Study design: Prospective, physiological study. Study population: Invasively mechanically ventilated adult patients admitted to the ICU.
- Intervention
For each patient, six different PEEP levels (15-12-10-8-5-2 cmH2O) will be tested during a decremental PEEP trial. During each step, neural respiratory drive, inspiratory effort, expiratory muscle activity, lung inflation pattern through electrical impedance tomography, respiratory muscle geometry and function through ultrasound and surface EMG, gas exchange and hemodynamics data will be collected.

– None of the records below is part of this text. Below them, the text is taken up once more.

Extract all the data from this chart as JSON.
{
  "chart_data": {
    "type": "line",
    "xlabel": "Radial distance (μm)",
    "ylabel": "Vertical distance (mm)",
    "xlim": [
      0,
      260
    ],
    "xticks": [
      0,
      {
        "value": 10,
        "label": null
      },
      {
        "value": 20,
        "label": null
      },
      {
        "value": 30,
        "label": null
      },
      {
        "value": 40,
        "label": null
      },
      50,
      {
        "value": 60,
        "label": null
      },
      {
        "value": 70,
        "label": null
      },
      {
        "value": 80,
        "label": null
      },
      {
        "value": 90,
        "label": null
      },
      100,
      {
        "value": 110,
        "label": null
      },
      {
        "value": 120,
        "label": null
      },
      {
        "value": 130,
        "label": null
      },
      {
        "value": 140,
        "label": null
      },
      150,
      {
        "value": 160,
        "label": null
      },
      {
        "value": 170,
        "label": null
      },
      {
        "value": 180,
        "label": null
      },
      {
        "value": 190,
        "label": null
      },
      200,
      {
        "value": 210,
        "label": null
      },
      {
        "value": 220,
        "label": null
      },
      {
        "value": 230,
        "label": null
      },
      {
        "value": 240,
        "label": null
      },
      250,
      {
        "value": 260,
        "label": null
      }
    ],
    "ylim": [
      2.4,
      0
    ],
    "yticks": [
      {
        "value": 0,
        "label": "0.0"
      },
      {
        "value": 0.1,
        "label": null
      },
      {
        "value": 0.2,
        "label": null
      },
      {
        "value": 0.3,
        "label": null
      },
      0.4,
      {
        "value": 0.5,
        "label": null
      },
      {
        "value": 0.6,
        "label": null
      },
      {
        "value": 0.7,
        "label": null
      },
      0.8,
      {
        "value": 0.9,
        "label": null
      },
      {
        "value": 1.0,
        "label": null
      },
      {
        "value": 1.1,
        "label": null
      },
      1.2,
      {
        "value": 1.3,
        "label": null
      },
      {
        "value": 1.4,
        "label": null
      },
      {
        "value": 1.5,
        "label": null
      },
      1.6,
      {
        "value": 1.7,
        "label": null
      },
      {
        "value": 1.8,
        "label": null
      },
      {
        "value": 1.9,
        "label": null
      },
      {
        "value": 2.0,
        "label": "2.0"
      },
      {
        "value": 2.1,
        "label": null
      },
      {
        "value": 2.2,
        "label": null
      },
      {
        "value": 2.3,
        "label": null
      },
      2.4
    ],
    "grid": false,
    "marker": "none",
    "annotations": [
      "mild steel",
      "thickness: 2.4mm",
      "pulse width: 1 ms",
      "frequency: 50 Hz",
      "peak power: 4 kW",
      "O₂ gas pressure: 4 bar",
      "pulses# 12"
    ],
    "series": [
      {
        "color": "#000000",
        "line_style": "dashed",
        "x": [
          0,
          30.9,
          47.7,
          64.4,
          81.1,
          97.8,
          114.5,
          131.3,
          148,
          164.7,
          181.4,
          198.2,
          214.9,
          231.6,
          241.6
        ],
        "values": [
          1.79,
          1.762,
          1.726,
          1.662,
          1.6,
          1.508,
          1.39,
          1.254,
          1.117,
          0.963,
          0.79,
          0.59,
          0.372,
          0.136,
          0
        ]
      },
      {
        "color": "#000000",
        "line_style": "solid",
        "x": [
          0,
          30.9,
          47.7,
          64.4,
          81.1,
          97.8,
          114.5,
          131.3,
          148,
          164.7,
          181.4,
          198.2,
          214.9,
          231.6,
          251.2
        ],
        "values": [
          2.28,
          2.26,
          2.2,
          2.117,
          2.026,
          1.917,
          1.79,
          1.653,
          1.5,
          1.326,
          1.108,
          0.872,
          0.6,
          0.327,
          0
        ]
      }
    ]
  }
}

Main study parameters/endpoints:
The primary outcome of the study will be the evaluation of PEEP-mediated changes in diaphragm neuromechanical efficiency (NME).
Eligibility
Inclusion Criteria:
- Age \> 18 years
- Acute hypoxemic respiratory failure (AHRF) with a PaO2/FiO2-ratio ≤ 200
- Patient on invasive assisted mechanical ventilation in pressure support mode exhibiting valid inspiratory efforts (occlusion pressure \> 5 cmH2O).
Exclusion Criteria:
- Pre-existent neuromuscular disease
- History of chronic respiratory failure requiring long-term oxygen therapy
- Muscle paralysis
- Pneumothorax
- Contra-indication to EIT monitoring (e.g. burns, pacemaker, thoracic wounds limiting electrode placement)
- Contra-indications for EAdi or oesophageal balloon catheter placement (e.g. history of gastric bypass surgery, gastro-oesophageal junction surgery, oesophageal stricture, recent upper gastrointestinal hemorrhage or known/suspected varices).